Sürecin bu hali ile Türkiye’nin parçalanmasına doğru gittiğine işaret ederek, buna dur denilmesi gerektiğini ifade etti. Bu meselenin milli bir mesele olduğunu, herkese sorumluluk düştüğünü vurgularken, fakat iktidarın süreç hakkında kendi milletvekillerine bile bilgi vermediğini kaydetti.
“Geçmişte birlikte çalıştığımız pek çok isim var iktidar içinde. Karşılaşmalarımızda bu konular gündeme gelince ‘Valla biz de bilmiyoruz abi’ diyorlar. ‘Tayyip Bey bunu yürütüyor’ diyorlar” diyen Asiltürk, milli bir meselenin böyle yürütülemeyeceğini aktardı.
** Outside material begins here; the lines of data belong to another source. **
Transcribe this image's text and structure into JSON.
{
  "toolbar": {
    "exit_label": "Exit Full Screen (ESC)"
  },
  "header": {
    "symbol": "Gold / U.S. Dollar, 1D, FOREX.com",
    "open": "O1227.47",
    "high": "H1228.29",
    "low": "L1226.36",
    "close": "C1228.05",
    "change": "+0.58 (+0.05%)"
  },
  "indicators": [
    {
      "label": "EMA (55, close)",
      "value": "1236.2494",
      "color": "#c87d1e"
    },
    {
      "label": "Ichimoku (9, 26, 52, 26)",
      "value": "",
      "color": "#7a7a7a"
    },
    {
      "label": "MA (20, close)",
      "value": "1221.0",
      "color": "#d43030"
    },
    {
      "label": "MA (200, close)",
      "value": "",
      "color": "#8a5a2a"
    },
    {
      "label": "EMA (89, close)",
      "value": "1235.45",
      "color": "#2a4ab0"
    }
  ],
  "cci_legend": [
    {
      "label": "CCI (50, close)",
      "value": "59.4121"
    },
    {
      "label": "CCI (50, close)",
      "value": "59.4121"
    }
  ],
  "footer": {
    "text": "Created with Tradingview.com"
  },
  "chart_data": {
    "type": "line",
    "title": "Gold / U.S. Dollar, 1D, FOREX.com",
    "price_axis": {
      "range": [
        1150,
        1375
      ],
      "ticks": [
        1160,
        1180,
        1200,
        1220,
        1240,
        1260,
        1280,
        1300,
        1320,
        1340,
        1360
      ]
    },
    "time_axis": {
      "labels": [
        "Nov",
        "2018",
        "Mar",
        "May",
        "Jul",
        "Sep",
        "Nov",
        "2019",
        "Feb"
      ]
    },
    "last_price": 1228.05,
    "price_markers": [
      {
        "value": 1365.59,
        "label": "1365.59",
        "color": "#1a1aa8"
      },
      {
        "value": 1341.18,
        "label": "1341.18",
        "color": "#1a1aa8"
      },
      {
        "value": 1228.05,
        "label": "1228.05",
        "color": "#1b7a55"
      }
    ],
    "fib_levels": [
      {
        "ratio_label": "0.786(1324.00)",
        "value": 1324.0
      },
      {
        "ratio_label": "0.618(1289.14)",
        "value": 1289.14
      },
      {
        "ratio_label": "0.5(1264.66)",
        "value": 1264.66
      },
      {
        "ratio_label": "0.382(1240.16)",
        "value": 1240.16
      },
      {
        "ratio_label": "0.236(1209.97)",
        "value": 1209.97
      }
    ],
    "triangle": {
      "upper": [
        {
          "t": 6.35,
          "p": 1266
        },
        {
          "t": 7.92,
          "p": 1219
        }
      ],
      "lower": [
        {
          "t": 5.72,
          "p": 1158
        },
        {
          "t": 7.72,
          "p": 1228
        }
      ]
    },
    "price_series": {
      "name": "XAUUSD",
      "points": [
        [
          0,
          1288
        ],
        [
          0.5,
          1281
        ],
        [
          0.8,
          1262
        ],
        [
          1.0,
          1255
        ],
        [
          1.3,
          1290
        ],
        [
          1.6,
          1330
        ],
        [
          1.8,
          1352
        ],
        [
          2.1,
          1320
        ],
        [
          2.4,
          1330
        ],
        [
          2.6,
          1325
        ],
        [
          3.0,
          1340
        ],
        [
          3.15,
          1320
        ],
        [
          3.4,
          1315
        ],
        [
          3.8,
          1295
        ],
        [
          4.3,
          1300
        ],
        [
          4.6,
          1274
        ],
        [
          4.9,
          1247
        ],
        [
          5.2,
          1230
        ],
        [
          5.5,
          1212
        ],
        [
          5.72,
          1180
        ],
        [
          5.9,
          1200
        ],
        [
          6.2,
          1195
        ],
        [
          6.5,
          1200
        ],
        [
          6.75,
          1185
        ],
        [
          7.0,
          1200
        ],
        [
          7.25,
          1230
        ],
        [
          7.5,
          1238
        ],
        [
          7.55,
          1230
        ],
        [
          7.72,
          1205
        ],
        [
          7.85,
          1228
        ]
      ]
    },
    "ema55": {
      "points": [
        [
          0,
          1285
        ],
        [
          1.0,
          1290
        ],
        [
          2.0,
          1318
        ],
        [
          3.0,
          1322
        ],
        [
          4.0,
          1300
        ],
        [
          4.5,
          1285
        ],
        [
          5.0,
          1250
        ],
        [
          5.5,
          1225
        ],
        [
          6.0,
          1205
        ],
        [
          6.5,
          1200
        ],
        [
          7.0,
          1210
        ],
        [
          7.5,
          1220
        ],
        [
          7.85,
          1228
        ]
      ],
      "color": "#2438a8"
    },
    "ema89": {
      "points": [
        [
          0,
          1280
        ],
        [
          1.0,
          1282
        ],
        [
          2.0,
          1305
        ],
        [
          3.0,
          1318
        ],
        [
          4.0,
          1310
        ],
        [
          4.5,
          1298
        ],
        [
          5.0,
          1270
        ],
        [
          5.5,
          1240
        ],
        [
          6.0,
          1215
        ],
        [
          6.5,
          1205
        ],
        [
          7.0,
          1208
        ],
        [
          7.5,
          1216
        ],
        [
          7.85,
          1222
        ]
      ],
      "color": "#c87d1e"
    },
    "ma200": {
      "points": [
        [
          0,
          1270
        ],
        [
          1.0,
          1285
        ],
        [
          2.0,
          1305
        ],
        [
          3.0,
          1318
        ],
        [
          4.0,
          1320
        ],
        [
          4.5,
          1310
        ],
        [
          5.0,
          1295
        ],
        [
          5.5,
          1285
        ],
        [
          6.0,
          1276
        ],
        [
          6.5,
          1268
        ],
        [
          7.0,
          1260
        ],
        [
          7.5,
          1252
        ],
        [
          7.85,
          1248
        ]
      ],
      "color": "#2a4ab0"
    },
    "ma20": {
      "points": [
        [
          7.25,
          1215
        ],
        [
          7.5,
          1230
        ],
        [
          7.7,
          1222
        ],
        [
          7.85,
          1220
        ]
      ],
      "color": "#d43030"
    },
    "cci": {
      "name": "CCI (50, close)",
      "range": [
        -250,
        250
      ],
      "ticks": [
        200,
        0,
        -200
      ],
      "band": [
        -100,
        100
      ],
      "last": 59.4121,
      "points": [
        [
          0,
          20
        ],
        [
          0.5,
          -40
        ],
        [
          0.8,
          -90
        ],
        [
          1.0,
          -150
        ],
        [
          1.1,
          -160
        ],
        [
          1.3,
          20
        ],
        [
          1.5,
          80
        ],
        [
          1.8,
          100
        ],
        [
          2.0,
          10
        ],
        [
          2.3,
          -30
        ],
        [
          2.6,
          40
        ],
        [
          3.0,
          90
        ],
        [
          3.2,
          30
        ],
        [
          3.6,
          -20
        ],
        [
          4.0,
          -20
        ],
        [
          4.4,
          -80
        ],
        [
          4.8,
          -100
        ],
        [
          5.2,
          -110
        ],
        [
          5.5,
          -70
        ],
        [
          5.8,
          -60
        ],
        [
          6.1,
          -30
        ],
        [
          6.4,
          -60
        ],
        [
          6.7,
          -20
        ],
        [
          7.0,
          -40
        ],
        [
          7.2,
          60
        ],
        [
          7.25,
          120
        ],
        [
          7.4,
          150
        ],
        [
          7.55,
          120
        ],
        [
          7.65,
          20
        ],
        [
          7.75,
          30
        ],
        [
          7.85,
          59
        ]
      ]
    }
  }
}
İktidarın Meclis içi ve dışındaki tüm siyasi partilerin temsilcileriyle biraraya gelip, görüş alış verişinde bulunması, iyi niyetli ve yapıcı uyarılara kulak vermesini istedi.
Ayrıca TBMM Başkanı’nın da bu konuda inisiyatif alıp, tüm siyasi partilerin temsilcilerini biraraya getirip, memleket meselelerinin görüşülmesi ve karşılıklı fikirlerin dinlenilmesine imkan oluşturabileceğini söyledi.
***
Oğuzhan Bey’in, Erdoğan-Gülen kavgası karşısındaki duruşu da bir hayli dikkat çekiciydi. Devletin gizli bilgilerinin dinlenerek, yurt dışına sızdırılmasının büyük bir yanlış olduğu, diğer taraftan hırsızlık, yolsuzluk iddialarının da üstünün örtülemeyeceği görüşünde olan Asiltürk, her iki taraf da hatalarını kabul edip birbirlerinden özür dilemedikçe bu kavganın son bulmayacağını belirtti.
***
Asiltürk’e Fatih Erbakan’ın durumunu da sorduk.
Bağımsız adaylığı gündeme getirilen Fatih Bey’le Parti Yönetimi arasında uyuşmazlık mı var? Varsa bunun nedeni nedir? Bu durum rakipler tarafından fırsata dönüştürülmek istenebilir mi?
Oğuzhan Bey, bu konuda da çok açık konuştu.
“Fatih benim evladım sayılır. Hoca da bana emanet etmiştir” dedikten sonra, Fatih Erbakan’ın ayrı baş çektiğinden yakınarak, partiye, parti yönetimine itaat etmediğini anlattı.
Erbakan Hoca’nın “Kim Milli Görüş’e hizmet etmek istiyorsa, Milli Görüş’ün partisi olan Saadet’e gelir, ona tabi olur, hizmet eder” sözünü hatırlatan Asiltürk, ancak Fatih Bey’in buna yanaşmadığını, tekliflerini geri çevirerek, ayrı baş güttüğünü, problemin de buradan çıktığını söyledi.
Asiltürk kapıyı yine de kapatmadıklarını şu sözlerle ortaya koydu:
“Halbuki gelse bize, ben bu davaya teslim oluyorum dese, itaat etse, hiçbir şey olmamış gibi hareket eder, geçmişe bir sünger çekeriz.”